Eric and I had planned on backpacking in Rocky Mountain National Park back in late June, but the big fire at the park's main entrance town of Estes Park forced us up into Wyoming. Fastforward to August, and we were hungry for a backcountry epic. We cruised from Missoula, Montana north to Glacier National Park - endearingly referred to as the Crown Jewel of the Continent. Glacier is billed as an International Peace Park, sharing land with Canada's Waterton Lakes National Park. The 1,000,000 plus-acre park is dissected by the continent-dividing Rocky Mountains, with many peaks over 10,000 feet. The glaciated landscaped is one of geological wonder, with massive U-shaped valleys, over 130 named lakes (some hundreds of feet deep), gushing waterfalls, and over 1,000 species of flora and fauna. But most notably, tons of bears. Grizzly and black bears occupy the park in massive numbers, and the National Park Service makes all visitors aware of this. To obtain a backcoutry permit for any of Glacier's many trail systems, hikers must watch a 14 minute educational video on bear behavior. The park offers bear canisters for food storage along with any other items that carry the smallest inkling of a scent. Bears have extremely sensitive noses - a girl was recently roused at night in her tent because she had washed her hair with berry-scented shampoo several days before her hike.
The park's namesake glaciers are disappearing before our eyes. The scenery that inspires so many can only be understood through the geologic timescale - the uplift that created the mountains occured 170 million years ago. However, the glaciers that attract millions of people every year are shrinking away in the length of a human lifetime. Glacier was home to around 150 glaciers in the nineteenth century - now only 25 named glaciers remain. And those 25 are estimated to disappear by 2025. So if you want to gaze on one of the most powerful erosive forces on the planet, book your trip to Montana now. It will be a sad story that we have to tell our children and grandchildren - "back in my day, there used to be huge fields of snow all over the place!" As climbers, the death of the glaciers and premature melting of mountain frost is a source of danger. Each year as temps hit early records, crucial ice acting as an arctic cement melts away, leading to rock falls and scree avalanches that are killing and injuring climbers at alarmingly high numbers.

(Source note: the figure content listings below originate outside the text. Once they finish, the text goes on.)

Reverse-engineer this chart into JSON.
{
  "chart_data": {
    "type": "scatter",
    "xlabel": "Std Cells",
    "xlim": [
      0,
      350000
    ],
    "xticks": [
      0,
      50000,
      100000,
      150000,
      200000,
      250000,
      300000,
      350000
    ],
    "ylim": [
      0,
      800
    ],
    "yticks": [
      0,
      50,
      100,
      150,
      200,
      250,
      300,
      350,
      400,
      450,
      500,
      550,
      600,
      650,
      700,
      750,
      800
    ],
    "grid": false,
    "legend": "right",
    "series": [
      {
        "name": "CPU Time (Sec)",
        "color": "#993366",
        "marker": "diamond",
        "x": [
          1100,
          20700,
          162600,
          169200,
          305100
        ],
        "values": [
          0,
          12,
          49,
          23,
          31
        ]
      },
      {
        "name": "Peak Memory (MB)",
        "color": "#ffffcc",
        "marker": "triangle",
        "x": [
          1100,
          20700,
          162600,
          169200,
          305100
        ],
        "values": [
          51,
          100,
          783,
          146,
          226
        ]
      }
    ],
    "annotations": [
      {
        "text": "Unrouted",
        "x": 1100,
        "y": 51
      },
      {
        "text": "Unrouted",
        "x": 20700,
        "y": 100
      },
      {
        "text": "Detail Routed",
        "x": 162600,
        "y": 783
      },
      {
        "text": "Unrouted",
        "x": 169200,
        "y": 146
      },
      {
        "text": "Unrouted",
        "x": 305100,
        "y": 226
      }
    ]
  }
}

Now that the depressing truth has been presented, let's get to the good stuff. We did a 35 mile beast of a hike in two days. We started at Kintla Lake Trailhead at the far northwest corner of the park. Day one completed the 17.5 miles in to gain the top of Boulder Pass where the backcountry campground is. The trail follows the north shore of Kintla Lake, a massive glacial lake over 450 feet deep. The trail heads upslope into a large burnt out meadow with great views of the Border Mountains, then onto the north bank of Upper Kintla Lake. After 12 miles, the 3,280 feet of elevation begins. Five miles of uphill switch backs through old growth forest and alpine meadows set you up for the grand finale, Boulder Pass. The campground sits at 7,100 feet and has three tent sites, a communal cooking area with a convenient bear hang wire, and one of the world's top ten outdoor toilets. http://www.dailymail.co.uk/news/article-1078738/Loo-view-The-worlds-toilets-best-vistas.html - check it out for a look see.
|boulder pass in all its glory - agassiz glacier visible to the left, flanked by the 10,101 ft kintla peak|
Our arrival at the pass was made more exciting by the presence of a male grizzly bear about 50 feet from where we collapsed on a small snowfield. When we noticed he was there, we did as they told us and faced him while backing up slowly - you never want to turn your back on a bear. He barely acknowledged us, flopped down on the snow, and seemed quite happy to be where he was. So we got an easy exit and didn't have to use the bear spray - the best way to experience a closeup grizz. We spent a night at the pass, rewarded with the clearest night sky either of us have ever seen, and woke up at sunrise to have a quick breakfast and manhandle the 17.5 mile hike back to the trailhead. We would have preferred to do a loop hike, but the requirement of a shuttle and hitchhiking back to the trialhead left us questioning the practicality of the loop. With one mile to go, exhausted, sore, hungry and sporting a low morale, a black bear sow and two cubs occupied the trail, forcing us to backtrack and try to circumvent the aggravated beast. She eventually let us pass, and we were glad. All we wanted at that point was to get the hell out, drive the 1.5 hour gravel road to the nearest town, and grab a cold beer and a burger.
|the grizz from the snowpatch - photo by other hikers|
|becoming rarer by the year, it was great to safely encounter one of these beasts in the wilderness|
Although we were completely fried by the end of the hike, the experience was amazing. Glacier is home to the some of the greatest alpine scenery the country has to offer. I highly recommend a trip to this national treasure, and don't let our story keep you away if you're not a hearty woodsman. Glacier has over 700 miles of trails, some even ADA accessible and paved. The Going to the Sun Road lets motorists catch glimpses of wildlife and scenery. Put this park at the top of your list - it won't be as it is much longer.